2. Get your pet comfortable with having something placed in his mouth – since he already likes the toothpaste, put a small amount on your finger and gently rub on some of the easy to reach front teeth. 

3. After they are used to the toothpaste and having something in their mouth, get them used to the feeling of the toothbrush.  Sometimes the bristles can feel funny!  Apply some of the toothpaste to the brush, letting them lick it off to get the feel of the bristles.

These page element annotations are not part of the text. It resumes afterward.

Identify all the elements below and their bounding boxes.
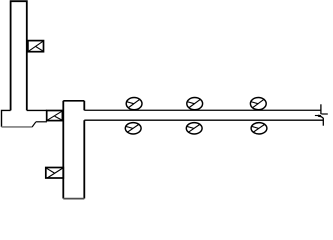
damper FD1 on duct D1	[28, 41, 44, 52]
branch run bottom line	[84, 119, 323, 121]
duct riser D1 (vertical supply duct, open into plenum at bottom)	[11, 1, 27, 110]
plenum foot bottom edge (gray)	[2, 126, 33, 128]
plenum foot lower edge to damper FD2	[36, 121, 47, 123]
duct trunk D2 left edge	[62, 101, 64, 199]
duct trunk D2 top cap	[63, 100, 84, 102]
run continuation break symbol	[315, 104, 328, 125]
diffuser A3 (top row 3)	[250, 98, 266, 110]
diffuser B2 (bottom row 2)	[186, 123, 202, 134]
plenum foot top edge (left of riser)	[2, 110, 11, 127]
diffuser B1 (bottom row 1)	[125, 123, 141, 134]
diffuser A1 (top row 1)	[126, 98, 142, 110]
duct trunk D2 right edge upper segment	[83, 101, 85, 111]
duct trunk D2 bottom cap (gray)	[63, 198, 84, 200]
diffuser A2 (top row 2)	[187, 98, 203, 110]
damper FD2 in horizontal run	[47, 111, 63, 121]
plenum foot top edge (right of riser)	[27, 109, 47, 111]
plenum foot chamfer diagonal	[32, 122, 36, 127]
branch run top line	[84, 109, 320, 111]
diffuser B3 (bottom row 3)	[251, 123, 267, 134]
damper FD3 on duct D2	[46, 168, 64, 179]
duct trunk D2 right edge lower segment	[83, 120, 85, 198]
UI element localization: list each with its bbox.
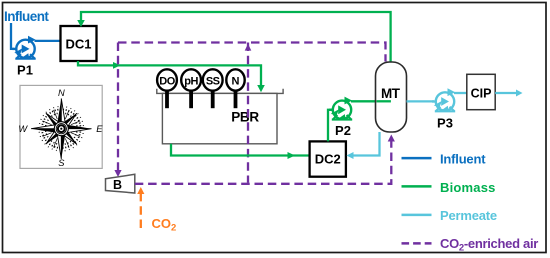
wire co2-air top run to MT (purple dashed)	[118, 43, 386, 62]
svg-text:Influent: Influent	[440, 152, 486, 167]
sensor pH	[189, 90, 193, 108]
pump P3	[432, 88, 455, 111]
svg-text:P3: P3	[437, 116, 453, 131]
legend co2-enriched air	[402, 242, 432, 245]
wire CO2 supply (orange dashed)	[140, 194, 142, 229]
wire DC2 to P2	[328, 110, 332, 142]
svg-text:Influent: Influent	[4, 9, 49, 24]
membrane tank MT	[376, 62, 407, 132]
svg-text:Biomass: Biomass	[440, 180, 496, 195]
pump P2	[329, 97, 352, 120]
pump P1	[13, 36, 36, 59]
svg-text:E: E	[96, 124, 103, 134]
unit DC2	[310, 141, 346, 176]
wire B to MT bottom (purple dashed)	[135, 141, 392, 184]
compass rose	[18, 88, 103, 168]
svg-text:N: N	[232, 76, 240, 88]
svg-text:pH: pH	[184, 76, 198, 88]
svg-text:DO: DO	[159, 76, 175, 88]
svg-text:DC2: DC2	[315, 152, 341, 167]
svg-text:PBR: PBR	[231, 110, 259, 125]
wire MT bottom to DC2 (cyan)	[353, 132, 380, 156]
wire P1 to DC1	[35, 40, 62, 42]
wire co2-air vertical to blower B (purple dashed)	[117, 43, 119, 171]
svg-text:MT: MT	[381, 86, 401, 101]
compass box	[20, 85, 102, 168]
wire P2 to MT	[351, 100, 391, 102]
wire co2-air branch down through PBR (purple dashed)	[247, 43, 249, 183]
reactor PBR tank	[162, 93, 277, 143]
legend biomass	[402, 185, 432, 188]
wire PBR to DC2 (biomass)	[171, 144, 309, 156]
svg-text:Permeate: Permeate	[440, 208, 497, 223]
svg-text:N: N	[58, 88, 65, 98]
svg-text:DC1: DC1	[65, 37, 91, 52]
wire DC1 to PBR	[78, 61, 261, 86]
wire biomass return MT to DC1	[81, 12, 391, 62]
blower B	[106, 174, 135, 193]
sensor N	[234, 90, 238, 108]
wire P2 feed inside MT	[377, 100, 391, 102]
svg-text:CIP: CIP	[471, 87, 492, 101]
sensor SS	[211, 90, 215, 108]
svg-text:S: S	[58, 158, 65, 168]
svg-text:CO2-enriched air: CO2-enriched air	[440, 236, 538, 254]
svg-text:W: W	[18, 124, 28, 134]
svg-text:P1: P1	[17, 63, 33, 78]
wire CIP outlet	[495, 92, 517, 94]
wire MT permeate to P3 (cyan)	[407, 100, 435, 102]
unit CIP	[467, 74, 495, 109]
svg-text:B: B	[113, 178, 122, 192]
legend permeate	[402, 214, 432, 217]
legend influent	[402, 157, 432, 160]
unit DC1	[61, 26, 97, 61]
svg-text:SS: SS	[206, 76, 220, 88]
wire influent inlet to P1	[11, 23, 14, 49]
sensor DO	[165, 90, 169, 108]
wire P3 to CIP	[454, 92, 467, 94]
reactor PBR lid	[157, 89, 283, 94]
svg-text:P2: P2	[335, 123, 351, 138]
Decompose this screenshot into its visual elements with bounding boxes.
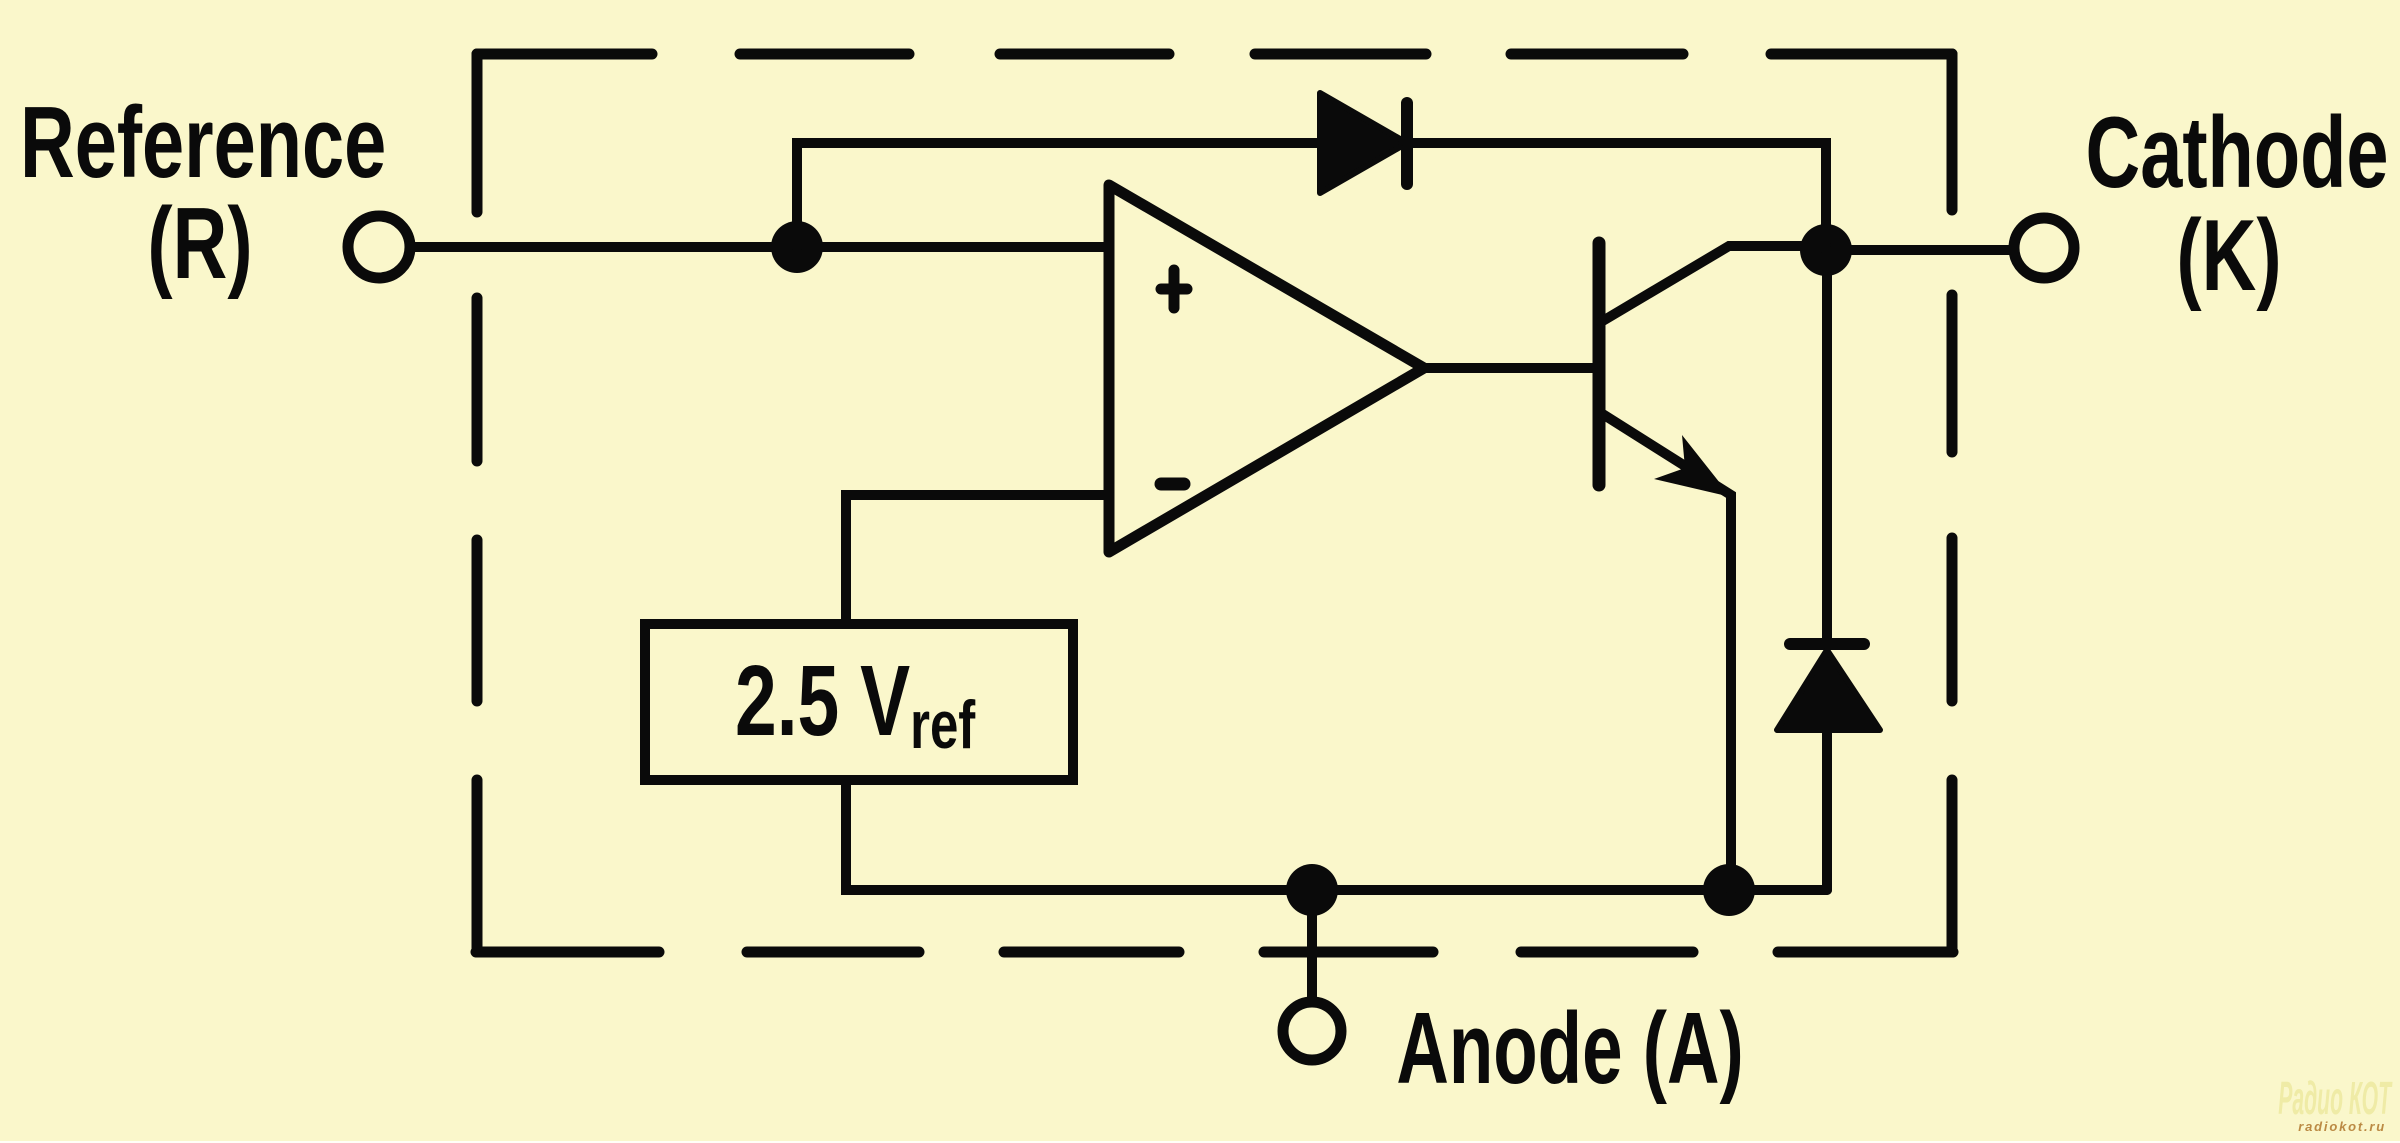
svg-text:Reference: Reference	[20, 85, 386, 198]
svg-text:radiokot.ru: radiokot.ru	[2298, 1119, 2386, 1134]
svg-text:(K): (K)	[2176, 198, 2281, 311]
wire: op-amp output to transistor base	[1424, 363, 1599, 373]
wire: anode node down to terminal A	[1307, 890, 1317, 999]
svg-text:(R): (R)	[147, 186, 252, 299]
terminal K (cathode pin circle)	[2014, 218, 2074, 278]
svg-text:Anode (A): Anode (A)	[1396, 991, 1743, 1105]
node: anode junction dot	[1286, 864, 1338, 916]
voltage reference box 2.5 Vref	[645, 624, 1073, 780]
op-amp U1	[1109, 185, 1424, 552]
node: reference junction dot	[771, 221, 823, 273]
terminal R (reference pin circle)	[348, 216, 410, 278]
svg-text:Радио КОТ: Радио КОТ	[2278, 1073, 2393, 1124]
op-amp - input symbol	[1161, 478, 1184, 491]
diode D2 (protection diode, pointing up)	[1777, 250, 1880, 890]
wire: R terminal to op-amp + input	[415, 242, 1109, 252]
svg-text:Cathode: Cathode	[2086, 95, 2389, 208]
transistor Q1 base bar	[1593, 243, 1606, 485]
wire: Vref box bottom to anode rail	[846, 780, 1827, 890]
wire: diode cathode to corner, down to cathode node	[1407, 143, 1826, 250]
transistor Q1 emitter wire with arrow	[1601, 413, 1731, 890]
wire: cathode node to terminal K	[1826, 245, 2012, 255]
wire: op-amp - input to Vref box top	[846, 495, 1109, 624]
wire: junction up to top rail	[797, 143, 1320, 247]
transistor Q1 collector wire	[1601, 246, 1826, 322]
terminal A (anode pin circle)	[1283, 1002, 1341, 1060]
node: cathode junction dot	[1800, 224, 1852, 276]
op-amp + input symbol	[1161, 270, 1187, 308]
node: emitter junction dot	[1703, 864, 1755, 916]
diode D1 (top diode, anode left)	[1320, 93, 1407, 193]
dashed IC boundary	[476, 54, 1953, 952]
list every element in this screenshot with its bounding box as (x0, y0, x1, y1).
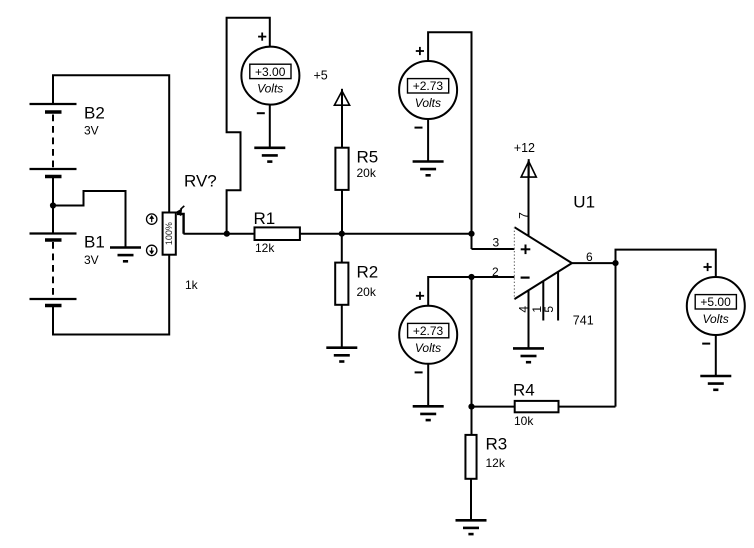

4. Now that your pet is accustomed to each step, it’s time to combine them all – start brushing!  Start slowly, and just try a few teeth at a time.  Work your way up to brushing their entire mouth.

How Often?

The more, the better!  Always aim for daily dental care – once you make it a habit, it just becomes part of your routine.  If you cannot brush daily, brushing every other day will still remove plaque before it hardens into calculus.  Brushing less than every few days can still help, but does allows plaque to harden into immovable calculus, which requires a professional cleaning.

Won’t Hold Still? 

Other dental health items –

  • Food – Crunchy kibble and raw meaty bones are best at helping decrease plaque build up
  • Bones and Chew Toys – Mechanical removal of plaque can be accomplished by providing appropriate chew toys.
  • Water Additives – There are some liquids you can add to a pet’s drinking water which helps keep the plaque from binding to the pet’s teeth.

Veterinary Care

Regular visits to your veterinarian are important to monitor overall health, including dental health.  During a normal exam, a vet will:

  • Examine the animal’s face and head for asymmetry, swelling, or discharge.
  • Examine the outside surfaces of teeth and gums
  • Open mouth to examine inner surfaces of teeth and gums, plus the tongue, palates, and tonsils
  • Palpate and assess the size, shape, and consistency of the salivary glands and lymph nodes in the neck

If signs of disease are present, your vet may recommend a professional dental cleaning.  This would include:

  • Anesthesia – a good cleaning is impossible on a moving target!
  • X-Rays – These help assesses the health of all the teeth and bones in the mouth
  • Flushing the mouth with a solution to kill bacteria
  • Cleaning the teeth with ultrasonic scalers.  Calculus is removed from above and below the gum line – this is very important and can only be done under anesthesia!
  • Polishing the teeth to remove microscopic scratches
  • Removal of any broken or fractured teeth

The Sky’s the Limit

Regular dental care is becoming more routine and sophisticated.  Pets can have the same procedures as people: regular cleanings, crowns and even root canals.  However, owners can start at home, and there are many products available to help owners provide the best possible oral care for their pets.  It will ultimately save owners money and help pets live longer, healthier lives if their oral health care is managed and maintained from the start. 

Our pets are living much longer now than in the past – with the use of preventative medicine such as regular vaccinations and heartworm protection, pets are living long enough to see other diseases develop.  Many veterinarians are now seeing patients – young and old – whose most severe medical problem is dental disease.